Il enleva le cran de sécurité de son revolver dans un bruit affreux, ce qui m'arracha un gémissement silencieux. Je pouvais presque l'entendre appuyer lentement sur la détente de son arme, j'imaginais déjà la balle faire son chemin, me traverser la gorge et finir dans le sol alors que je m'effondrerais, agonisant. Je voyais déjà mon meurtrier rire de ma mort avant de m'achever une bonne fois pour toute. Je baissai le regard vers Hakuba, inconscient et presque paisible, qui ne se doutait de ce qui se passait près de lui et je me demandai ce qu'il adviendrait de lui une fois que je serais mort, s'il l'épargnerait ou s'il le tuerait. La dernière chose me semblait plus probable, aussi je ne pus m'empêcher d'éprouver un profond remord.
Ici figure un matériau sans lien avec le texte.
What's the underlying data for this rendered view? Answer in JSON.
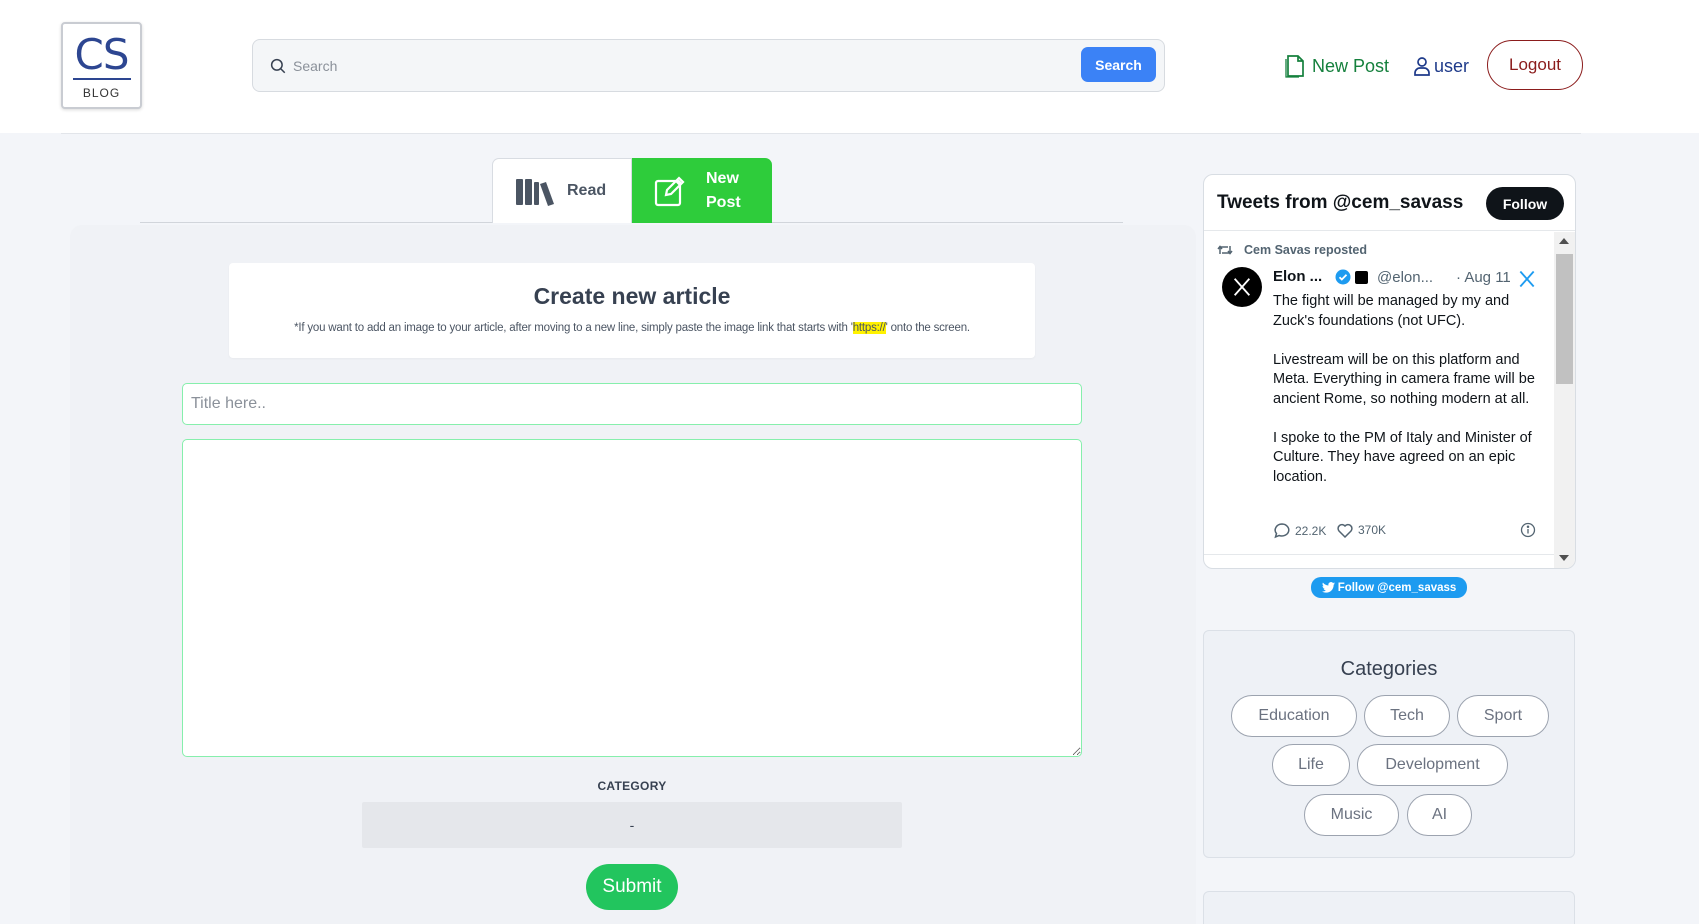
{
  "header": {
    "logo": {
      "main": "CS",
      "sub": "BLOG"
    },
    "search": {
      "placeholder": "Search",
      "button_label": "Search"
    },
    "nav": {
      "new_post_label": "New Post",
      "user_label": "user",
      "logout_label": "Logout"
    }
  },
  "tabs": [
    {
      "label": "Read",
      "active": false
    },
    {
      "label": "New Post",
      "active": true
    }
  ],
  "editor": {
    "title": "Create new article",
    "hint_prefix": "*If you want to add an image to your article, after moving to a new line, simply paste the image link that starts with '",
    "hint_highlight": "https://",
    "hint_suffix": "' onto the screen.",
    "title_placeholder": "Title here..",
    "body_value": "",
    "category_label": "CATEGORY",
    "category_value": "-",
    "submit_label": "Submit"
  },
  "tweets": {
    "header_title": "Tweets from @cem_savass",
    "follow_label": "Follow",
    "repost_text": "Cem Savas reposted",
    "author_name": "Elon ...",
    "author_handle": "@elon...",
    "date": "· Aug 11",
    "body": [
      "The fight will be managed by my and Zuck's foundations (not UFC).",
      "Livestream will be on this platform and Meta. Everything in camera frame will be ancient Rome, so nothing modern at all.",
      "I spoke to the PM of Italy and Minister of Culture. They have agreed on an epic location."
    ],
    "replies": "22.2K",
    "likes": "370K",
    "follow_pill_label": "Follow @cem_savass"
  },
  "categories": {
    "title": "Categories",
    "items": [
      "Education",
      "Tech",
      "Sport",
      "Life",
      "Development",
      "Music",
      "AI"
    ]
  },
  "colors": {
    "brand_navy": "#2d4691",
    "search_button": "#3b82f6",
    "active_tab": "#2ecc3b",
    "submit": "#22c55e",
    "logout": "#8b1c1c",
    "new_post_link": "#15803d",
    "twitter_blue": "#1d9bf0"
  }
}
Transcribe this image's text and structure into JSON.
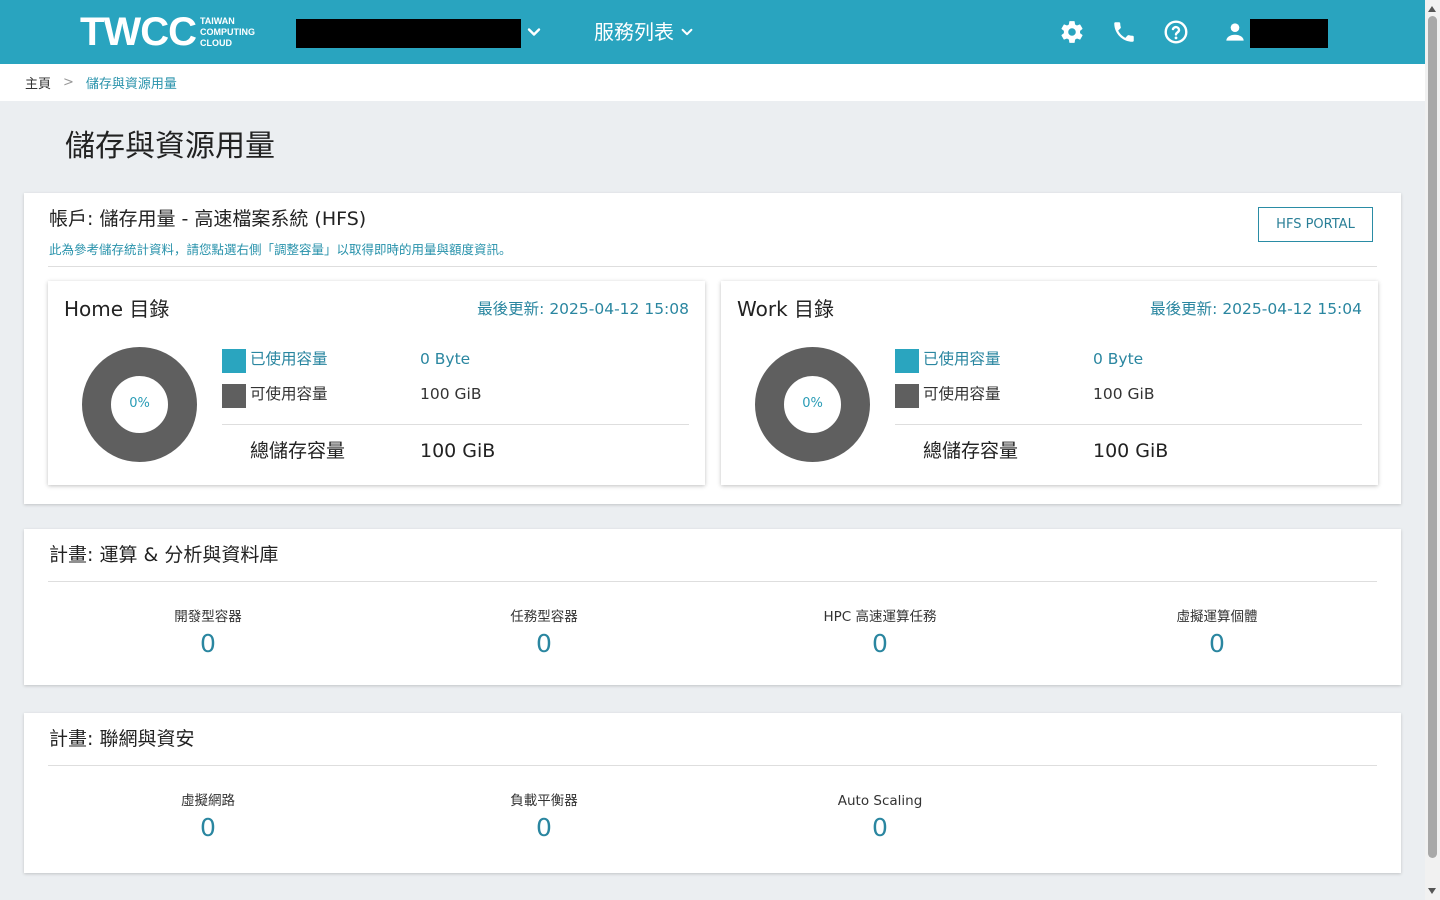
{
  "header": {
    "logo_main": "TWCC",
    "logo_sub": [
      "TAIWAN",
      "COMPUTING",
      "CLOUD"
    ],
    "service_menu": "服務列表",
    "icons": [
      "gear-icon",
      "phone-icon",
      "help-icon",
      "user-icon"
    ]
  },
  "breadcrumb": {
    "home": "主頁",
    "separator": ">",
    "current": "儲存與資源用量"
  },
  "page_title": "儲存與資源用量",
  "storage_card": {
    "title": "帳戶: 儲存用量 - 高速檔案系統 (HFS)",
    "subtitle": "此為參考儲存統計資料，請您點選右側「調整容量」以取得即時的用量與額度資訊。",
    "portal_button": "HFS PORTAL",
    "directories": [
      {
        "name": "Home 目錄",
        "updated": "最後更新: 2025-04-12 15:08",
        "percent_label": "0%",
        "used_fraction": 0,
        "used_label": "已使用容量",
        "used_value": "0 Byte",
        "avail_label": "可使用容量",
        "avail_value": "100 GiB",
        "total_label": "總儲存容量",
        "total_value": "100 GiB"
      },
      {
        "name": "Work 目錄",
        "updated": "最後更新: 2025-04-12 15:04",
        "percent_label": "0%",
        "used_fraction": 0,
        "used_label": "已使用容量",
        "used_value": "0 Byte",
        "avail_label": "可使用容量",
        "avail_value": "100 GiB",
        "total_label": "總儲存容量",
        "total_value": "100 GiB"
      }
    ]
  },
  "compute_card": {
    "title": "計畫: 運算 & 分析與資料庫",
    "items": [
      {
        "label": "開發型容器",
        "value": "0"
      },
      {
        "label": "任務型容器",
        "value": "0"
      },
      {
        "label": "HPC 高速運算任務",
        "value": "0"
      },
      {
        "label": "虛擬運算個體",
        "value": "0"
      }
    ]
  },
  "network_card": {
    "title": "計畫: 聯網與資安",
    "items": [
      {
        "label": "虛擬網路",
        "value": "0"
      },
      {
        "label": "負載平衡器",
        "value": "0"
      },
      {
        "label": "Auto Scaling",
        "value": "0"
      }
    ]
  },
  "colors": {
    "header_bg": "#29a4bf",
    "accent": "#2a86a0",
    "used_swatch": "#2aa5bf",
    "avail_swatch": "#5f5f5f"
  }
}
Tout était de ma faute.
Tout.
- Adieu, Kaito Kid.
Je fermai les yeux, résigné, alors qu'il prononçait ces mots pour la deuxième fois. Le temps s'était comme arrêté et s'était un véritable supplice d'attendre ainsi mon exécution.
Un coup de feu retentit enfin. Pourtant, à part ce fichu canon qui me broyait la nuque, je n'avais pas mal. Je mis de longues secondes avant de comprendre que ce n'était pas Snake qui avait tiré, mais quelqu'un d'autre. Mais qui ?
- Mains en l'air !
Je sentis l'assassin se tendre d'un coup, la pression de son revolver contre moi diminuant lentement avant d'être subitement renfoncée. Je me risquai à un petit coup d'œil, pour bien comprendre ce qui se passait, ce que je vis me stupéfia : à quelques mètres de nous, pistolet pointé dans notre direction, se tenait un agent de police, seul. Il avait dû tirer au plafond pour, au moins, retarder ma mort prochaine. Je reconnu l'officier Tagaki, un collègue de l'inspecteur Megure, et je m'étonnai de sa présence ici. Avais-je été suivi ?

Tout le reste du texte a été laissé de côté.